Jahja menuturkan, memang kini adalah masa teknologi dan digitalisasi.
Namun, lanjutnya, ada hal yang paling penting yaitu bagaimana bank terus meningkatkan edukasi kepada nasabah non milenial namun sembari tetap terus melayaninya. BCA sebelumnya telah memiliki fasilitas internet banking, fasilitas yang lebih senang digunakan oleh kaum non milenial karena produknya yang tidak sering berubah.
"Namun di sisi lain, kita punya produk yang kita katakan mobile banking download apps dan di situ banyak sekali variasi untuk new things. Ini lah yang disenangi oleh para milenial. jadi ada dua market yang harus kita capture, harus kita bisa layani," kata Jahja.
Ia menceritakan pengalamannya soal edukasi kepada para kaum non milenial. Salah seorang teman lamanya di Perth, Australia, meminta dirinya mengirimkan token yang baru karena token lama yang ia pakai untuk bertransaksi via internet banking rusak.
"Saya bilang saya bisa kirim langsung tapi logistiknya saya tidak bisa jamin kapan diterima di Perth. Akhirnya saya bilang mau gak coba m-banking BCA, nanti dari contact centre akan hubungi anda, dia bilang oke boleh coba," katanya.
"Saya minta Halo BCA untuk kontak lalu dibantu untuk download mobile banking berupa apps. Lalu dia pake. Besokan saya tanya lagi perlu gak saya kirim, dia bilang oh gak usah ini mobile banking enak bisa saya pake. Ini satu bukti nyata senior milenial pun kalau dapat edukasi mencoba itu gak susah juga, mereka pasti bisa menggunakan produk yang diminati oleh para milenial," tutur Jahja.

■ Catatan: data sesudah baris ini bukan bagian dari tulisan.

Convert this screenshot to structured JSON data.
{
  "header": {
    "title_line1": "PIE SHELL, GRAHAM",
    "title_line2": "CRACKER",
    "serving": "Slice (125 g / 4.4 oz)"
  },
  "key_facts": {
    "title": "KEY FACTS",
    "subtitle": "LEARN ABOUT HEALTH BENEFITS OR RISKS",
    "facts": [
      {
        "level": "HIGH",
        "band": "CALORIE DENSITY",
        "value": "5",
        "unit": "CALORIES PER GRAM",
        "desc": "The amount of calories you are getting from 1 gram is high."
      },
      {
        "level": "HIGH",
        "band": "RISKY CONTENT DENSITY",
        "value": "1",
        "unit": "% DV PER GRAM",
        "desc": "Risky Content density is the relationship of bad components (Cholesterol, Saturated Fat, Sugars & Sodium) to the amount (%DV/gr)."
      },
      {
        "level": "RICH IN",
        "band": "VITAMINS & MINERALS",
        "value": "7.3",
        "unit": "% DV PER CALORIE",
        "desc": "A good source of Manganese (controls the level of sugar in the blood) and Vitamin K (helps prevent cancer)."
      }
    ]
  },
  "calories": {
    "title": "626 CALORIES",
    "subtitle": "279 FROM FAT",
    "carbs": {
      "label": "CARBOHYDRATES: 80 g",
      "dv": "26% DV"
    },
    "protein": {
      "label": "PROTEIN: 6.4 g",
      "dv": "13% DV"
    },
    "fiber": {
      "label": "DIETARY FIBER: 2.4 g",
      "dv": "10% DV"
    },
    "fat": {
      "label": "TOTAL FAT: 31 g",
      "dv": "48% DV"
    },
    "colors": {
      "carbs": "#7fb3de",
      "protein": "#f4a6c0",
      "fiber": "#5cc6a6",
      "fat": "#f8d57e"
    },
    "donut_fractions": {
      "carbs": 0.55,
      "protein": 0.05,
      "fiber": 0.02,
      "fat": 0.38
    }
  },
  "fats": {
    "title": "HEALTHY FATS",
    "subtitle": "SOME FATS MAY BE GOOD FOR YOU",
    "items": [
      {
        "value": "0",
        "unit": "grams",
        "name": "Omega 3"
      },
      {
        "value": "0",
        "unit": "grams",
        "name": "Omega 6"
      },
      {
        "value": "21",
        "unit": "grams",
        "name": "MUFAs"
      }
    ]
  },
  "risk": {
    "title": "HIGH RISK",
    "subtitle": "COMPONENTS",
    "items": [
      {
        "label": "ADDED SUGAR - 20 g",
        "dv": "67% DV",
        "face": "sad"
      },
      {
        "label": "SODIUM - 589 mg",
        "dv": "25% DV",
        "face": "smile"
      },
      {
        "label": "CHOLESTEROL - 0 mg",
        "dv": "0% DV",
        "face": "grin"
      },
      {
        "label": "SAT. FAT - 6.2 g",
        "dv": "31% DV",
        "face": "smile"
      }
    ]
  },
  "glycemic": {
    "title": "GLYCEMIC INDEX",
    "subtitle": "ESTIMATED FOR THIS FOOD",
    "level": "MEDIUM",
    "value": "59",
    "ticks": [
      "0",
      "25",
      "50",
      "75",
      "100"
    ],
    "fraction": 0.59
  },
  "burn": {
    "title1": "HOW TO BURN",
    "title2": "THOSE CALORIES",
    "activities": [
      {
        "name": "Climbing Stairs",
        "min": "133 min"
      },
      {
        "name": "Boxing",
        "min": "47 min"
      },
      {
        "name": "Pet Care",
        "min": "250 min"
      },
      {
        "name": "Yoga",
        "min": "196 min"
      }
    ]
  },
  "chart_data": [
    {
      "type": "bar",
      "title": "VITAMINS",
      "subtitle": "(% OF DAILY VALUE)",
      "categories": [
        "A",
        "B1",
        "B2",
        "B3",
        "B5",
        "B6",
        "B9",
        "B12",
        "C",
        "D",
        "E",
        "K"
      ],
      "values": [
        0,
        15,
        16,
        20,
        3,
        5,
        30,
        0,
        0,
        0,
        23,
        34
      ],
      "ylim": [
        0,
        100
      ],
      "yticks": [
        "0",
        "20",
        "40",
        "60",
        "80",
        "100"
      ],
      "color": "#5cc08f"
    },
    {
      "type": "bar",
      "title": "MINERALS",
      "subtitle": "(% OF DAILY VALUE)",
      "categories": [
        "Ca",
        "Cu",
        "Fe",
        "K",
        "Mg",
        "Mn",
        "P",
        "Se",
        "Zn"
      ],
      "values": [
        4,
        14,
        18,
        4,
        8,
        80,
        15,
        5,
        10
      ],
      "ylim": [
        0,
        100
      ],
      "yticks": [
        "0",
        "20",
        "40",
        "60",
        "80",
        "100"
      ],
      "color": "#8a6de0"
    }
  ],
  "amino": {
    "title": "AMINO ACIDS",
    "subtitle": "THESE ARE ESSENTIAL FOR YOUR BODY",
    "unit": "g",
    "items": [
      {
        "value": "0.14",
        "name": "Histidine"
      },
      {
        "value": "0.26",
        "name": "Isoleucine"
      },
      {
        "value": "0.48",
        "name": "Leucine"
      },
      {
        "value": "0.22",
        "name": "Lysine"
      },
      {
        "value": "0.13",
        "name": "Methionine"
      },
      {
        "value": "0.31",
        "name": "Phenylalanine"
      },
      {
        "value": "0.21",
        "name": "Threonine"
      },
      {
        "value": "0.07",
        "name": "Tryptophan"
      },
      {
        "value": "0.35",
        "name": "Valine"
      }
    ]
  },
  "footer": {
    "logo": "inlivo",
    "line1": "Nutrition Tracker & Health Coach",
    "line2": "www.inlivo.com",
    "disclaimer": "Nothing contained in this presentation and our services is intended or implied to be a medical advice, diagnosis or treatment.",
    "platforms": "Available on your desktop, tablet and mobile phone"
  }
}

Terkait pandemi sendiri, Jahja mengatakan dampaknya memang dirasakan oleh perbankan yang sulit mengembangkan kredit karena para merchant atau para pedagang tidak bisa berjualan sehingga akhirnya pun tidak melakukan peminjaman.
"Kredit kan namanya kredit modal kerja, kredit investasi. Kredit investasi itu jelas setiap bulan disetor ulang, dikembalikan ke bank dan outstandingnya menurun terus. Kemudian kredit modal kerja, kalau barang yang dijual menciut, kredit moda kerja pun kebutuhannya menciut. Buat apa mereka kredit gede-gede bayar bunga, biarpun bunganya murah, tetap namanya bunga adalah cost. Ini lah yang menjadi dilematis," ujarnya.

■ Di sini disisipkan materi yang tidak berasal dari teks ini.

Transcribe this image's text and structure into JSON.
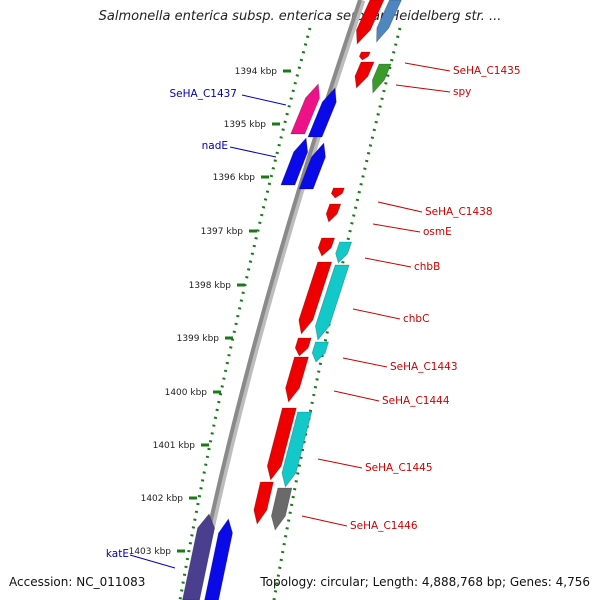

Ke depan, ia meyakini dengan adanya vaksin pada 2021 perekonomian akan membaik, meski tidak akan pulih seperti sebelum terjadinya pandemi COVID-19. Oleh karena itu, digitalisasi layanan jasa keuangan menjadi krusial agar industri bisa terus bertahan dan bertumbuh.
"Kita akan masuk ke new normal, suatu normal yang baru di mana kapasitas belum bisa full seperti sebelum covid tapi jauh lebih baik dari masa-masa pandemi 2020 ini. Itu harapan kita. Artinya semua sistem digitalisasi ini harus kita kembangkan dan berani invest di sini dan berani educate nasabah kita untuk masuk ke sini. Dan jangan lupa yang mereka sudah terbiasa dan punya pengalaman manis dengan digitalisasi, akan melupakan cara yang lama," kata Jahja.